[èj avwar dé tru dâ la rakèt] (loc. tenn. FIASC.)
En ces temps où l’on jouait au tennis en pantalon blanc, la Donnay Allwood – ou tout autre modèle de raquette – était tendue de boyaux naturels que la légende voulait de chats (alors que c’était de la vache) qui la rendaient à la fois puissante et fragile.
Grâce aux tripes de Marguerite le revers était net et précis, le lob subtil et le passing-shot imparable.
Si par malheur une corde rendait l’âme, rejoignant illico celle de la brave ruminante à qui elle appartenait encore quelques semaines plus tôt, le jeu s’en ressentait en efficacité, permettant de se dire que le set était perdu parce qu’il y avait des trous dans la raquette.
Même le plus savant de la langue ou le plus brillant en tournoi ne sauraient dire qui de Suzanne Lenglen, La Divine, de René Lacoste ou de Henri Cochet (destiné par des parents joueurs à faire rigoler ses petits camardes et devenu ainsi avide de revanche sociale et de victoires¹, mais ceci est une autre histoire) a inventé y avoir des trous dans la raquette.

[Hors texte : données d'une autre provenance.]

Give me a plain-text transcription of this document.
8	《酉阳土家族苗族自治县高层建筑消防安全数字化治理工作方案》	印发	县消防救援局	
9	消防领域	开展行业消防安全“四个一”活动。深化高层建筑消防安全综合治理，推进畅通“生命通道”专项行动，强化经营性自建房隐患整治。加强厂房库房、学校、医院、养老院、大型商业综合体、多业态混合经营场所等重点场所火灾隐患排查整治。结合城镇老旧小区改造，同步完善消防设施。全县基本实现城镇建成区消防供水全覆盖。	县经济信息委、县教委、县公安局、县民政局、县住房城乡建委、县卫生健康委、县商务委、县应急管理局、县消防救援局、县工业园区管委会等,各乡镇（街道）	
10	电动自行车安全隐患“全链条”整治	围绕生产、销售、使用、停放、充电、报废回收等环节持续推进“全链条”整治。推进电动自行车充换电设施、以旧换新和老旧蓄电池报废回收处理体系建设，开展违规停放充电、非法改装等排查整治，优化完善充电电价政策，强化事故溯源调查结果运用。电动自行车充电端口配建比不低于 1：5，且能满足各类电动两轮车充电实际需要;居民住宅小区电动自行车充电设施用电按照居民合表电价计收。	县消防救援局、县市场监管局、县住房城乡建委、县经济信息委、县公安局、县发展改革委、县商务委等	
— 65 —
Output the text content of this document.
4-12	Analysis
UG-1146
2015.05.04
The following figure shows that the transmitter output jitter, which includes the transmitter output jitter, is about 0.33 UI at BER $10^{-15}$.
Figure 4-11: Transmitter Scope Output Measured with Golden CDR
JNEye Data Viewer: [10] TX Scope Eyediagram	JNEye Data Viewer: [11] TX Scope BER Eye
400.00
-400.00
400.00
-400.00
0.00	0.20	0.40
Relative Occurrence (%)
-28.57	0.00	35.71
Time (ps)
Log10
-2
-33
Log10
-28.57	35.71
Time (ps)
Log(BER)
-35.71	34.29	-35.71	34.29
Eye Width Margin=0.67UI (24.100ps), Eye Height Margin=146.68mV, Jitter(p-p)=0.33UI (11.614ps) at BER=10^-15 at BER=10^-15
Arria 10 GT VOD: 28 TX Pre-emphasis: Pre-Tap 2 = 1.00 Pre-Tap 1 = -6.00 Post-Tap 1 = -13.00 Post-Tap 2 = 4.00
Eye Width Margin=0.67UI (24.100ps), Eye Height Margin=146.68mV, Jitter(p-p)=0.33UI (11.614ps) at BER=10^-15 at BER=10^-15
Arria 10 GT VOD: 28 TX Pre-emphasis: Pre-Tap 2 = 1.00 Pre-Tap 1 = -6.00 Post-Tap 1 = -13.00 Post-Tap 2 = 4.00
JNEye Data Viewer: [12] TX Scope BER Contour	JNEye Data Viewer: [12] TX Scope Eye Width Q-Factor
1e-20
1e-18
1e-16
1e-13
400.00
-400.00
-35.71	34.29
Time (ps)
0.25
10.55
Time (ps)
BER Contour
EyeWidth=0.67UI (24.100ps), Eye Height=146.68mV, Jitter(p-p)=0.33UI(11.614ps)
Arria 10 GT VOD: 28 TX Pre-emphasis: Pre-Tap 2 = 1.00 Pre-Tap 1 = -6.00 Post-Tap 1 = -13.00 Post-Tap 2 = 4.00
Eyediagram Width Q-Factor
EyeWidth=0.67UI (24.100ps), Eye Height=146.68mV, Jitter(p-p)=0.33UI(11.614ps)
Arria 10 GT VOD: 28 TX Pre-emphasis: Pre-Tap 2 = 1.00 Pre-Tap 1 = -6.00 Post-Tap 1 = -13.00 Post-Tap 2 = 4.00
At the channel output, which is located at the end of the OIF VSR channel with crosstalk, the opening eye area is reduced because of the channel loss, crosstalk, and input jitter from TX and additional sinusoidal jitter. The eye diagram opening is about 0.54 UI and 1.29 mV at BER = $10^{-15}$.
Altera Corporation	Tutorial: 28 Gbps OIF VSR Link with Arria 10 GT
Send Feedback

Il est cependant certain que l’origine n’est pas footballistique ou pugilistique, jeux de pieds et de mains se pratiquant sans raquette.
Dès le début du XXe siècle l’expression est d’usage pour distinguer ce qui n’a pas fonctionné dans quelque aventure que ce soit y compris hors tournoi.
Trous dans la raquette à la baie des Cochons
Ainsi se dit-il qu’il y a eu des trous dans la raquette avec un Titanic conçu insubmersible, qu’il y a eu des trous dans la raquette quand Franz Reichelt essaye son costume-parachute de toile caoutchoutée en sautant du premier étage de la Tour Eiffel le 4 février 1912², qu’il y a eu des trous dans la raquette avec la ligne Maginot (le barbare se contentant d’en faire la tour pour éviter son feu). En 1961 un magazine américain titrera même « Trous dans la raquette à la baie des Cochons » mais son ironie peu appréciée en haut lieu lui attirera les foudres de la censure et sa une sera vite retirée.
Dès lors, pas de fiasco sans trous dans la raquette à invoquer. À chaque échec c’est la faute à la tripaille bovine qui a joué les filles de l’air, entraînant à sa perte un projet pourtant ficelé de main de maître.
Et quand parfois la vindicte populaire veut une tête qui n’est pas de raquette en guise d’expiation, on fait payer le lampiste à la place d’une Normande ou d’une Pie rouge des plaines.
Le 5 juin 1983, Yannick Noah bat Mats Wilander avec une raquette en bois et remporte le tournoi des internationaux de France à Roland-Garros³. Le pays est en liesse et célèbre son champion.
Sans savoir qu’il vient d’envoyer y avoir des trous dans la raquette en surannéité.
Plus jamais revers ratés et capotages en règles ne pourront faire appel à la raquette trouée puisque, enfin, la réussite est là (et devrait évidemment y rester).